Piétons, cyclistes… Gare aux embouteillages !

     Les changements induits par la mobilité dans les villes ne cessent de nous étonner. Désormais, après avoir encouragé l’usage du vélo, il semble nécessaire de le réguler voire de le modérer dans certaines zones urbaines où celuici entre en conflit avec les piétons. C’est déjà largement le cas en Europe du Nord mais aussi à Strasbourg où les services municipaux reçoivent de plus en plus de plaintes de la part de piétons, au point que la ville expérimente actuellement des stationnements pour vélo d’un nouveau genre, aux portes de l’hypercentre. Des arceaux spéciaux permettant de garer 6 vélos plutôt que 2 y ont été implantés, proposant 500 places supplémentaires de parking dans une ville qui accueille par ailleurs de plus en plus de vélos-cargos, plus encombrants. Ces nouveaux points de stationnement sont en cours de test et attendent les avis des usagers.

     Quand ce ne sont pas les cyclistes, ce sont les piétons eux-mêmes qui se menacent ! On note qu’un nombre croissant de personnes à pied en ville est en effet rivé à leur smartphone, heurtant leurs voisins ou un poteau, voire une voiture. Face à ce phénomène, la ville d’Anvers va-t-elle leur réserver des voies spéciales sur ses trottoirs ? Les pistes « smartables » (text walking lane) qui y ont récemment été mises en place de manière éphémère étaient en réalité un coup marketing d’une société de téléphonie mobile, copiant de manière amusante ce qu’avait déjà réalisé l’année dernière la ville de Chongking en Chine. De quoi cependant alerter sur un phénomène bien réel. Toujours dans la mobilité, les nouveaux abribus intelligents et connectés commencent à être implantés à Paris. Dotés de ports USB et dessinés par le designer Marc Aurel, en forme de platane, ces abribus doivent permettre de donner une foule d’informations aux usagers en attente (trajets, horaires, état de la circulation, cartes interactives…) intégrant entre autres les informations sur les stations Vélib' situées à proximité ainsi, bien sûr, que des écrans publicitaires. Des esprits malicieux avancent aussi que ces abris bourrés de technologies perdent un peu leur fonctionnalité et ne protègent plus vraiment de la pluie ou du vent. À tester, donc !  

Les étudiants, nouveaux concepteurs urbains ?
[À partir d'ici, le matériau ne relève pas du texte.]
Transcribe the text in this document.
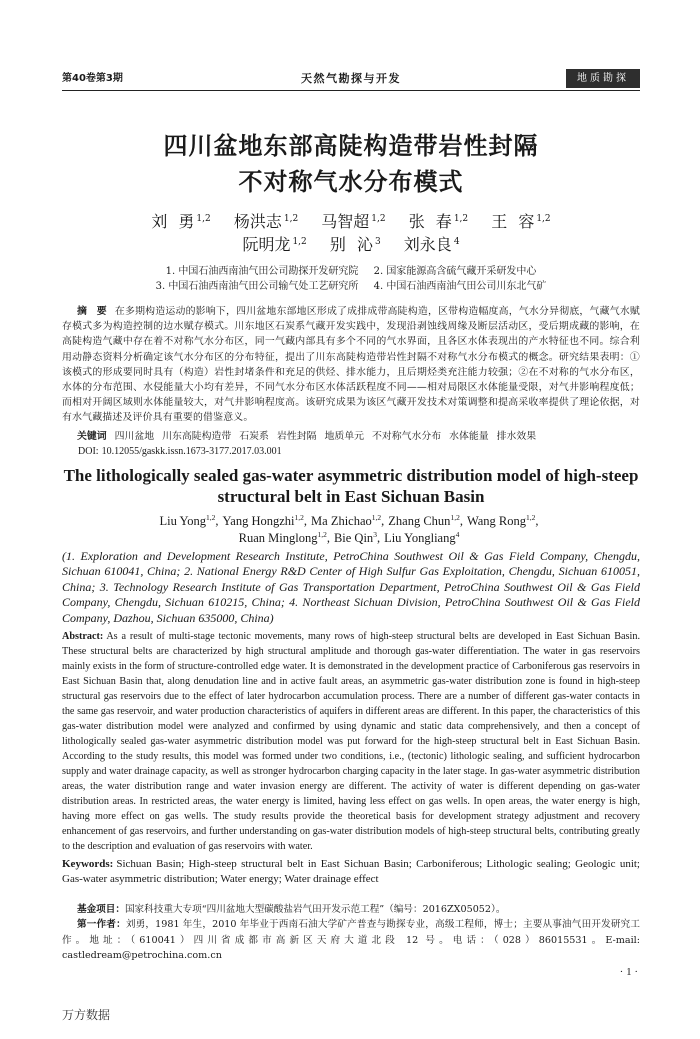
第40卷第3期	天然气勘探与开发	地质勘探
四川盆地东部高陡构造带岩性封隔
不对称气水分布模式
刘 勇 $^{1,2}$ 杨洪志 $^{1,2}$ 马智超 $^{1,2}$ 张 春 $^{1,2}$ 王 容 $^{1,2}$
阮明龙 $^{1,2}$ 别 沁 $^3$ 刘永良 $^4$
1. 中国石油西南油气田公司勘探开发研究院 2. 国家能源高含硫气藏开采研发中心
3. 中国石油西南油气田公司输气处工艺研究所 4. 中国石油西南油气田公司川东北气矿

摘 要 在多期构造运动的影响下，四川盆地东部地区形成了成排成带高陡构造，区带构造幅度高，气水分异彻底，气藏气水赋存模式多为构造控制的边水赋存模式。川东地区石炭系气藏开发实践中，发现沿剥蚀线周缘及断层活动区，受后期成藏的影响，在高陡构造气藏中存在着不对称气水分布区，同一气藏内部具有多个不同的气水界面，且各区水体表现出的产水特征也不同。综合利用动静态资料分析确定该气水分布区的分布特征，提出了川东高陡构造带岩性封隔不对称气水分布模式的概念。研究结果表明：①该模式的形成要同时具有（构造）岩性封堵条件和充足的供烃、排水能力，且后期烃类充注能力较强；②在不对称的气水分布区，水体的分布范围、水侵能量大小均有差异，不同气水分布区水体活跃程度不同——相对局限区水体能量受限，对气井影响程度低；而相对开阔区域则水体能量较大，对气井影响程度高。该研究成果为该区气藏开发技术对策调整和提高采收率提供了理论依据，对有水气藏描述及评价具有重要的借鉴意义。

关键词 四川盆地 川东高陡构造带 石炭系 岩性封隔 地质单元 不对称气水分布 水体能量 排水效果
DOI: 10.12055/gaskk.issn.1673-3177.2017.03.001
The lithologically sealed gas-water asymmetric distribution model of high-steep structural belt in East Sichuan Basin
Liu Yong$^{1,2}$, Yang Hongzhi$^{1,2}$, Ma Zhichao$^{1,2}$, Zhang Chun$^{1,2}$, Wang Rong$^{1,2}$,
Ruan Minglong$^{1,2}$, Bie Qin$^3$, Liu Yongliang$^4$
(1. Exploration and Development Research Institute, PetroChina Southwest Oil & Gas Field Company, Chengdu, Sichuan 610041, China; 2. National Energy R&D Center of High Sulfur Gas Exploitation, Chengdu, Sichuan 610051, China; 3. Technology Research Institute of Gas Transportation Department, PetroChina Southwest Oil & Gas Field Company, Chengdu, Sichuan 610215, China; 4. Northeast Sichuan Division, PetroChina Southwest Oil & Gas Field Company, Dazhou, Sichuan 635000, China)

Abstract: As a result of multi-stage tectonic movements, many rows of high-steep structural belts are developed in East Sichuan Basin. These structural belts are characterized by high structural amplitude and thorough gas-water differentiation. The water in gas reservoirs mainly exists in the form of structure-controlled edge water. It is demonstrated in the development practice of Carboniferous gas reservoirs in East Sichuan Basin that, along denudation line and in active fault areas, an asymmetric gas-water distribution zone is found in high-steep structural gas reservoirs due to the effect of later hydrocarbon accumulation process. There are a number of different gas-water contacts in the same gas reservoir, and water production characteristics of aquifers in different areas are different. In this paper, the characteristics of this gas-water distribution model were analyzed and confirmed by using dynamic and static data comprehensively, and then a concept of lithologically sealed gas-water asymmetric distribution model was put forward for the high-steep structural belt in East Sichuan Basin. According to the study results, this model was formed under two conditions, i.e., (tectonic) lithologic sealing, and sufficient hydrocarbon supply and water drainage capacity, as well as stronger hydrocarbon charging capacity in the later stage. In gas-water asymmetric distribution areas, the water distribution range and water invasion energy are different. The activity of water is different depending on gas-water distribution areas. In restricted areas, the water energy is limited, having less effect on gas wells. In open areas, the water energy is high, having more effect on gas wells. The study results provide the theoretical basis for development strategy adjustment and recovery enhancement of gas reservoirs, and further understanding on gas-water distribution models of high-steep structural belts, contributing greatly to the description and evaluation of gas reservoirs with water.

Keywords: Sichuan Basin; High-steep structural belt in East Sichuan Basin; Carboniferous; Lithologic sealing; Geologic unit; Gas-water asymmetric distribution; Water energy; Water drainage effect

基金项目：国家科技重大专项“四川盆地大型碳酸盐岩气田开发示范工程”（编号：2016ZX05052）。

第一作者：刘勇，1981 年生，2010 年毕业于西南石油大学矿产普查与勘探专业，高级工程师，博士；主要从事油气田开发研究工作。地址：（610041）四川省成都市高新区天府大道北段 12 号。电话：（028）86015531。E-mail: castledream@petrochina.com.cn

· 1 ·
万方数据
     Le transfert à des étudiants de tâches de conception et d’innovation en matière d’urbanisme est un phénomène récent et de plus en plus significatif. Cette tranche d’âge serait-elle plus créative que les seniors chevronnés de la profession ? En tout cas, les projets les faisant participer se multiplient, comme à Toulouse avec cette offre de sightjogging en cours de développement en partenariat avec l’Office de tourisme. Le sightjogging consiste à se cultiver tout en courant à pied, les joggeurs pouvant écouter des audioguides tout au long de leurs parcours. À partir de l’idée originale d’un groupe d’étudiants de la Toulouse Business School, différents itinéraires ont été définis en commun avec la ville et expérimentés auprès du grand public, qu’ils soient joggeurs ou touristes. A priori plutôt éloigné de l’exploitation facile d’une main-d’œuvre à bas coût, ce projet est l’occasion pour ces étudiants de se lancer dans la création de leur propre start-up. Même démarche à Lille où le projet d’un système de récupération des eaux de pluie, réalisé par des étudiants de la Haute école d’art et de design de Genève, vient d’être primé et implanté dans le cadre de la ferme urbaine du projet de la gare Saint-Sauveur. Ces jeunes lauréats du concours Design for change s’étaient mis au travail sur la thématique de l’année portant sur la ville et l’agriculture. Le projet de cette ferme urbaine est d’ailleurs intéressant : celle-ci a été installée, de manière transitoire, sur la friche de l’ancienne gare Saint-Sauveur afin de servir de lieu « laboratoire » pour expérimenter de nouvelles formes de cultures (verticales, permaculture, récupération et redistribution des eaux de pluie…). Le temps que l’aménagement très long du site prenne davantage forme.  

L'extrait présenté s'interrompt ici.